Pour vous, la COP 21 ne doit pas être seulement une réunion d’États mais également l’émergence d’un mouvement populaire…
L’enjeu crucial est de savoir si la société civile va s’organiser pour former un mouvement durable sur le climat. Il s’agit de faire passer l’idée que, derrière la question climatique et plus largement écologique, il y a la possibilité de transformer en profondeur, et pour le mieux, la société. Cette transformation ne peut pas être laissée aux gouvernements qui défendent actuellement les intérêts de l’oligarchie.

(1) Pour sauver la planète, sortez du capitalisme, 2009, Éditions du Seuil. Hervé Kempf est rédacteur en chef de du site reporterre.net le quotidien de l’écologie.

1 Commentaire
  1. Freychet Jack 8 ans Il y a

    En France en matière de santé il n’y a d’autre choix que de se soigner moins ou payer plus pour ceux qui le peuvent encore, il suffit du vécu ou de quelques clic pour s’en persuader. Les agents des industries électriques et gazières subissent eux aussi les conséquences du déremboursement progressif des soins.
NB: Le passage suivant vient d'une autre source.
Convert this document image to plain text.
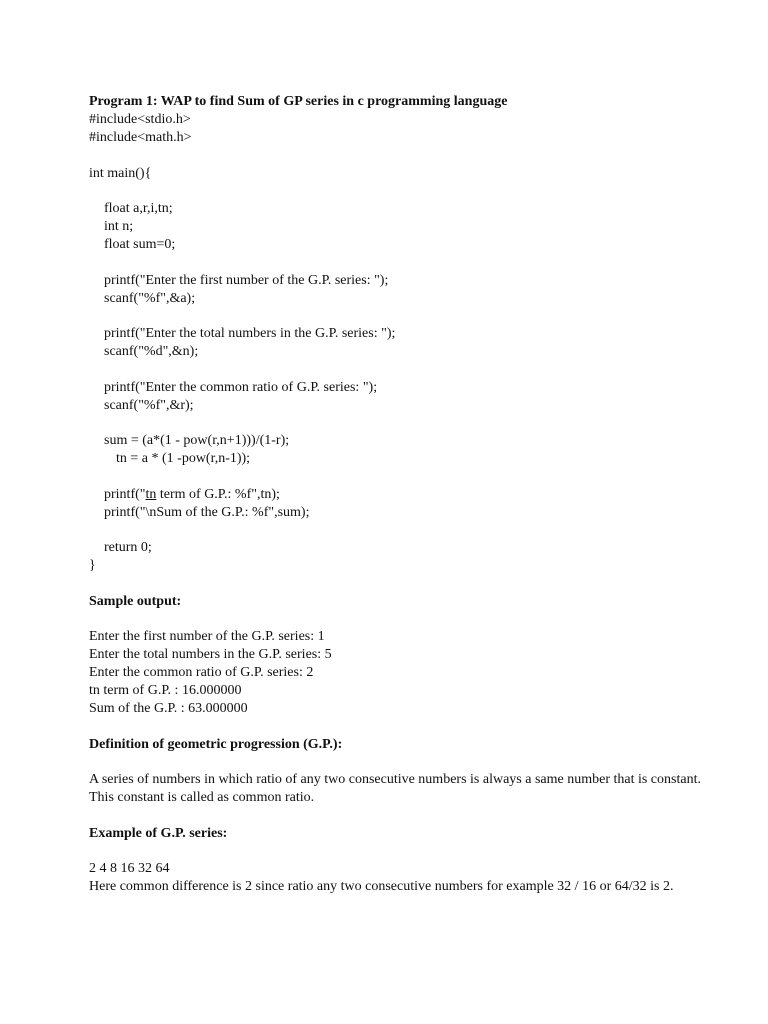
Program 1: WAP to find Sum of GP series in c programming language
#include<stdio.h>
#include<math.h>
int main(){
float a,r,i,tn;
int n;
float sum=0;
printf("Enter the first number of the G.P. series: ");
scanf("%f",&a);
printf("Enter the total numbers in the G.P. series: ");
scanf("%d",&n);
printf("Enter the common ratio of G.P. series: ");
scanf("%f",&r);
sum = (a*(1 - pow(r,n+1)))/(1-r);
tn = a * (1 -pow(r,n-1));
printf("tn term of G.P.: %f",tn);
printf("\nSum of the G.P.: %f",sum);
return 0;
}
Sample output:
Enter the first number of the G.P. series: 1
Enter the total numbers in the G.P. series: 5
Enter the common ratio of G.P. series: 2
tn term of G.P. : 16.000000
Sum of the G.P. : 63.000000
Definition of geometric progression (G.P.):
A series of numbers in which ratio of any two consecutive numbers is always a same number that is constant. This constant is called as common ratio.
Example of G.P. series:
2 4 8 16 32 64
Here common difference is 2 since ratio any two consecutive numbers for example 32 / 16 or 64/32 is 2.
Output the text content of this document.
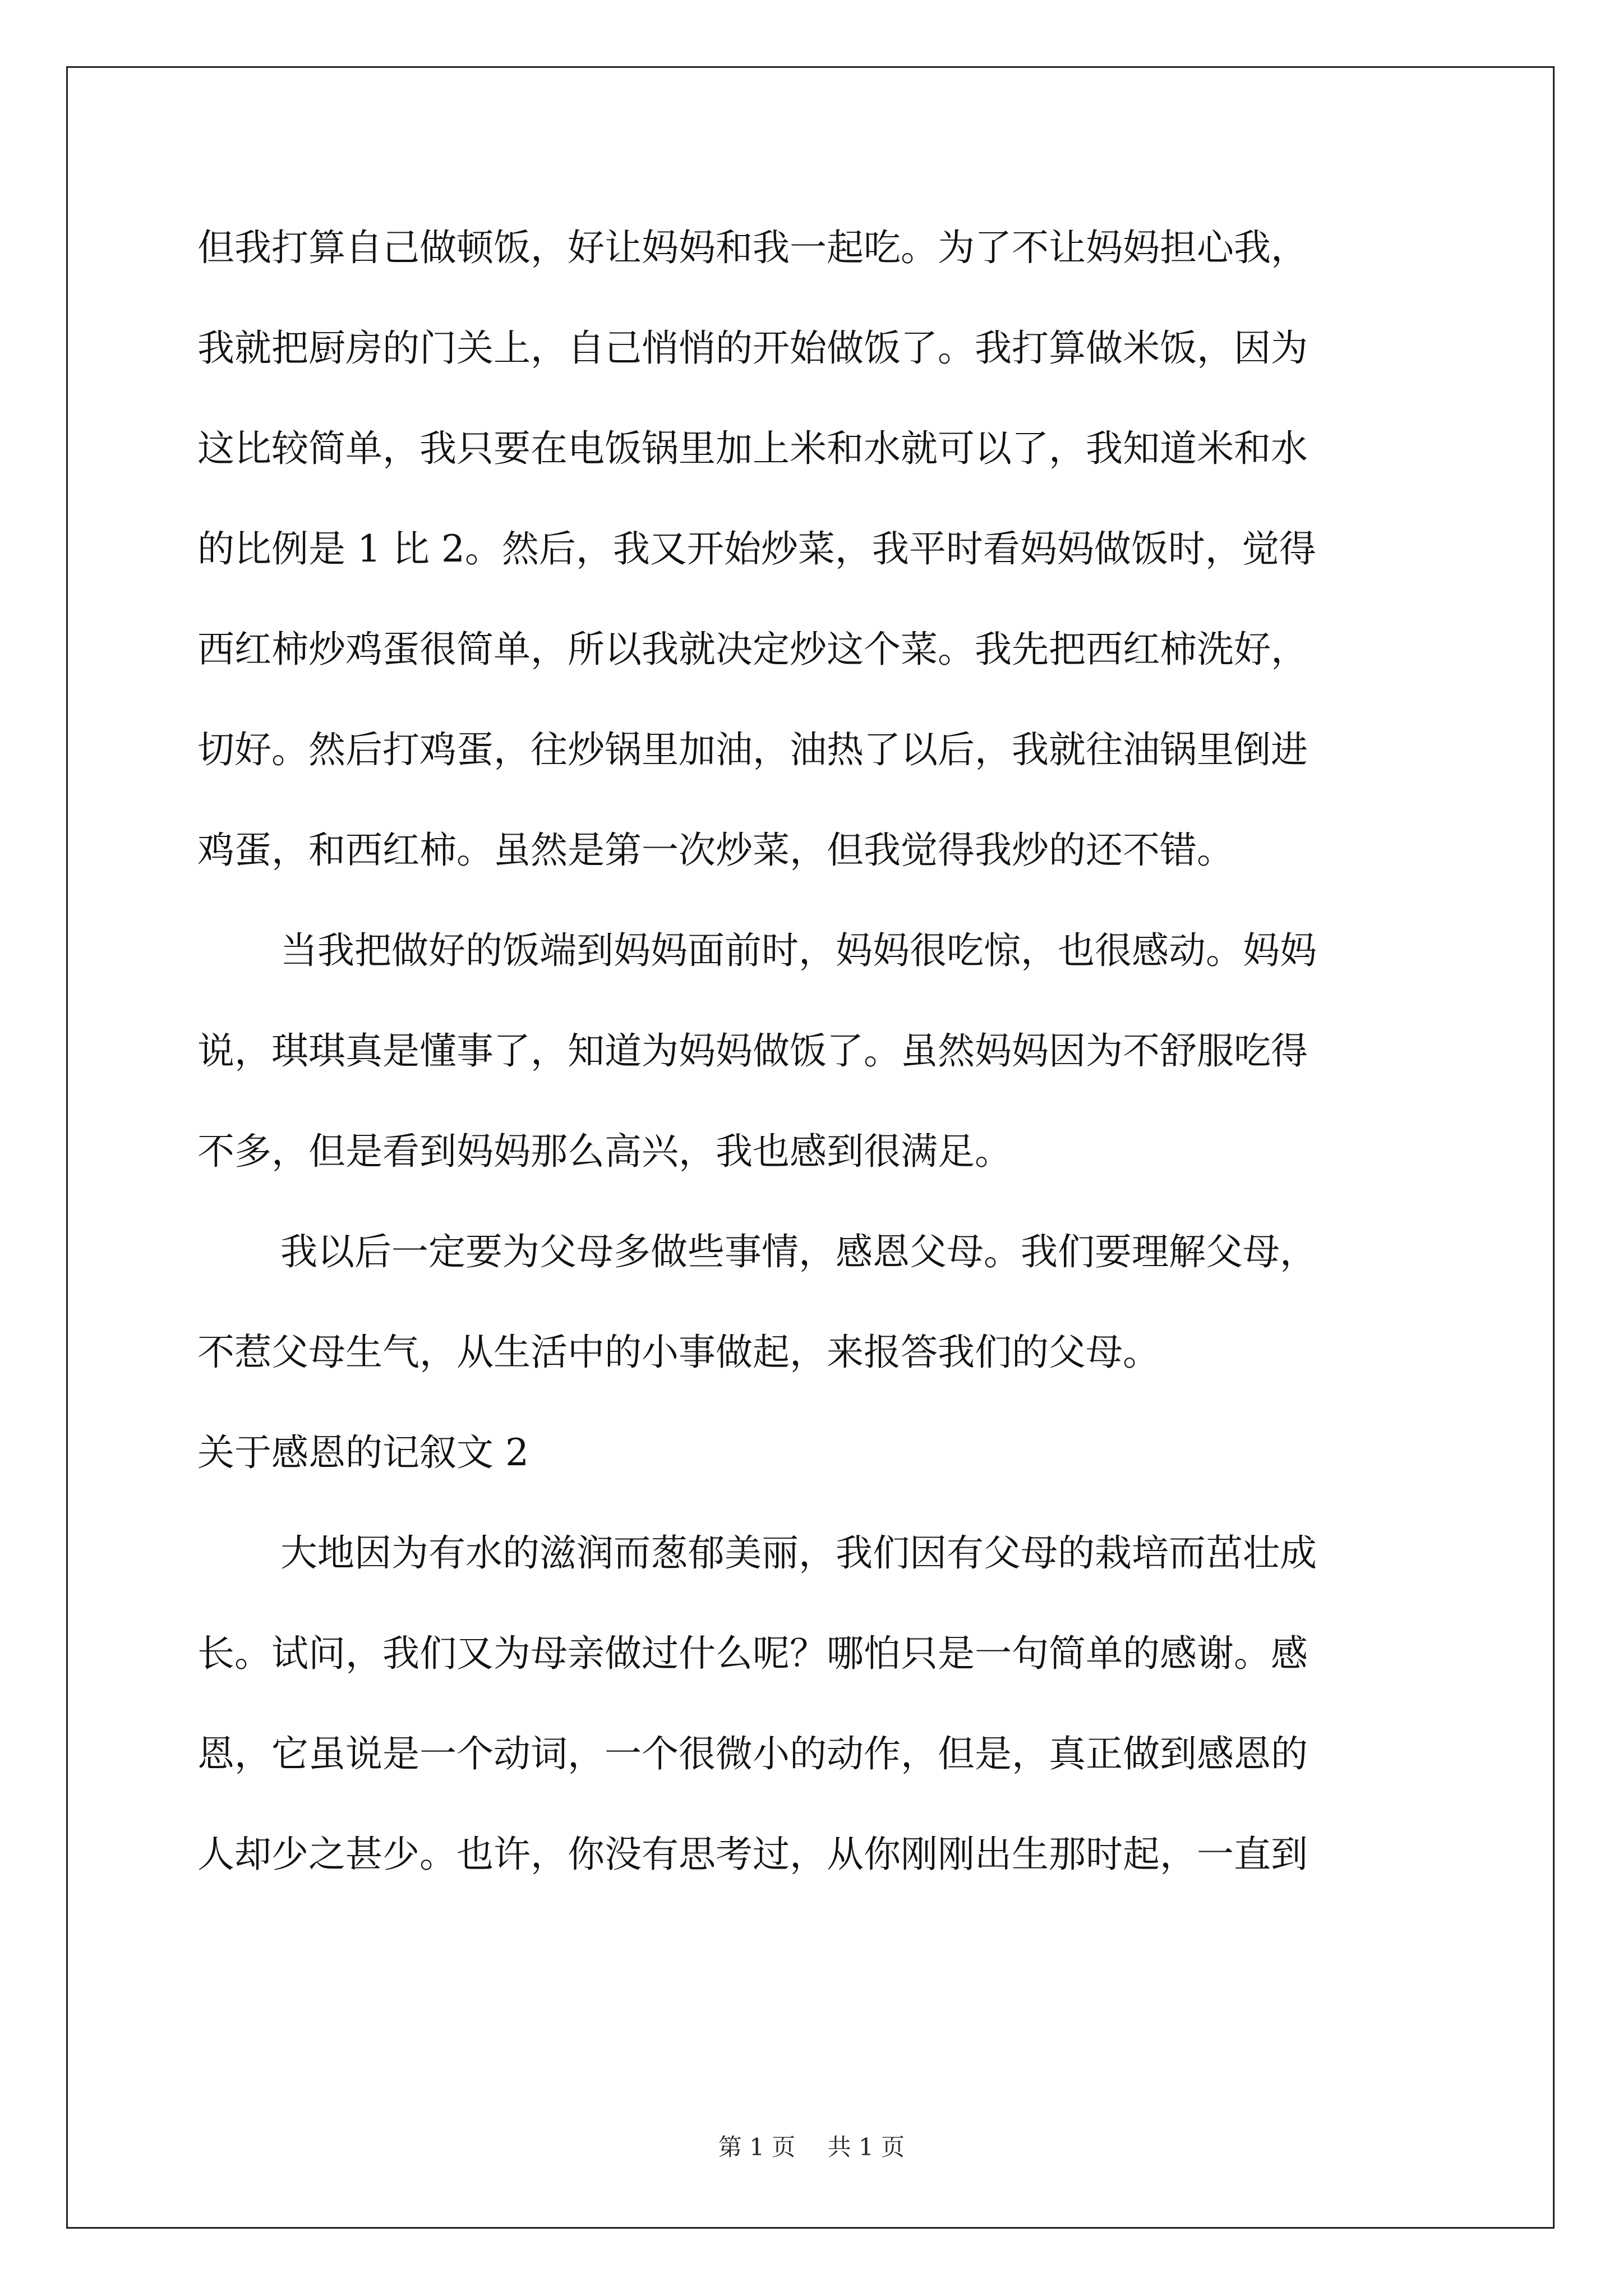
但我打算自己做顿饭，好让妈妈和我一起吃。为了不让妈妈担心我，
我就把厨房的门关上，自己悄悄的开始做饭了。我打算做米饭，因为
这比较简单，我只要在电饭锅里加上米和水就可以了，我知道米和水
的比例是 1 比 2。然后，我又开始炒菜，我平时看妈妈做饭时，觉得
西红柿炒鸡蛋很简单，所以我就决定炒这个菜。我先把西红柿洗好，
切好。然后打鸡蛋，往炒锅里加油，油热了以后，我就往油锅里倒进
鸡蛋，和西红柿。虽然是第一次炒菜，但我觉得我炒的还不错。
当我把做好的饭端到妈妈面前时，妈妈很吃惊，也很感动。妈妈
说，琪琪真是懂事了，知道为妈妈做饭了。虽然妈妈因为不舒服吃得
不多，但是看到妈妈那么高兴，我也感到很满足。
我以后一定要为父母多做些事情，感恩父母。我们要理解父母，
不惹父母生气，从生活中的小事做起，来报答我们的父母。
关于感恩的记叙文 2
大地因为有水的滋润而葱郁美丽，我们因有父母的栽培而茁壮成
长。试问，我们又为母亲做过什么呢？哪怕只是一句简单的感谢。感
恩，它虽说是一个动词，一个很微小的动作，但是，真正做到感恩的
人却少之甚少。也许，你没有思考过，从你刚刚出生那时起，一直到
第 1 页 共 1 页
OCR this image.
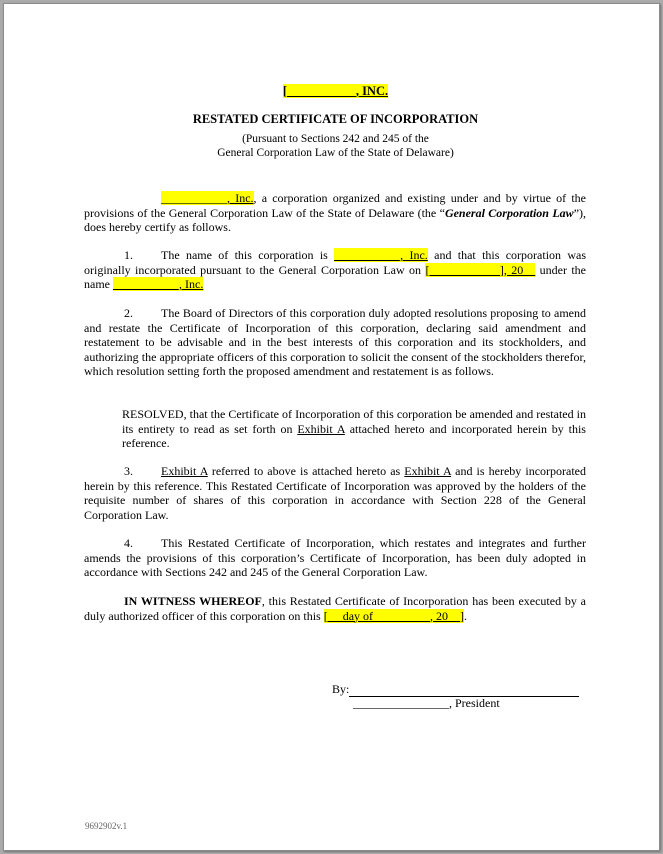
[___________, INC.
RESTATED CERTIFICATE OF INCORPORATION
(Pursuant to Sections 242 and 245 of the
General Corporation Law of the State of Delaware)
___________, Inc., a corporation organized and existing under and by virtue of the provisions of the General Corporation Law of the State of Delaware (the “General Corporation Law”), does hereby certify as follows.
1. The name of this corporation is ___________, Inc. and that this corporation was originally incorporated pursuant to the General Corporation Law on [_________ __], 20__ under the name ___________, Inc.
2. The Board of Directors of this corporation duly adopted resolutions proposing to amend and restate the Certificate of Incorporation of this corporation, declaring said amendment and restatement to be advisable and in the best interests of this corporation and its stockholders, and authorizing the appropriate officers of this corporation to solicit the consent of the stockholders therefor, which resolution setting forth the proposed amendment and restatement is as follows.
RESOLVED, that the Certificate of Incorporation of this corporation be amended and restated in its entirety to read as set forth on Exhibit A attached hereto and incorporated herein by this reference.
3. Exhibit A referred to above is attached hereto as Exhibit A and is hereby incorporated herein by this reference. This Restated Certificate of Incorporation was approved by the holders of the requisite number of shares of this corporation in accordance with Section 228 of the General Corporation Law.
4. This Restated Certificate of Incorporation, which restates and integrates and further amends the provisions of this corporation’s Certificate of Incorporation, has been duly adopted in accordance with Sections 242 and 245 of the General Corporation Law.
IN WITNESS WHEREOF, this Restated Certificate of Incorporation has been executed by a duly authorized officer of this corporation on this [__ day of _________, 20__].
By:
________________, President
9692902v.1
    Dans le domaine de l’alimentation,pour les défavorisés, l’alternative c’est la mal bouffe , en matière de logement c’est la réduction de la superficie de l’habitat, puis le squat et la rue sans oublier les jeunes qui restent chez leurs parents jusqu’à trente ans ou plus. En Asie, en Afrique c’est encore pire.

    Que les bourges, bien nourris, bien au chaud, qui peuvent se payer une protection sociale de haut niveau, qui gaspillent, incitent les autres à accepter des sacrifices supplémentaires, car c’est de cela dont il s’agit est une honte.

    La planète n’est pas en danger, toute la propagande relayée par le journal de la ccas , est une escroquerie, en particulier lorsque citant maxime Combes elle laisse écrire sur son Journal de novembre décembre « cela fait 25 ans que l’on négocie sur le climat et durant cette période les gaz à effet de serre ont augmenté de 60 % »

    Certes Ils ont augmenté, mais les climatologues sérieux rétorquent que pendant ce temps là la température mesurée, au sol par ballons sondes et par satellites a stagné et que la planète a reverdi, y compris au Sahel, du fait de l’augmentation du taux de gaz carbonique.

    Alors que que ceux qui gaspillent arrêtent de la faire, rapprochons habitat et centres de production, raccourcissons les circuits de transport et de distribution isolons les constructions pour économiser l’Energie, opposons nous aux grands marchés transatlantiques dans le cadre de la concurrence dite libre et non faussé, le reste c’est de l’enfumage et non pas de l’information objective.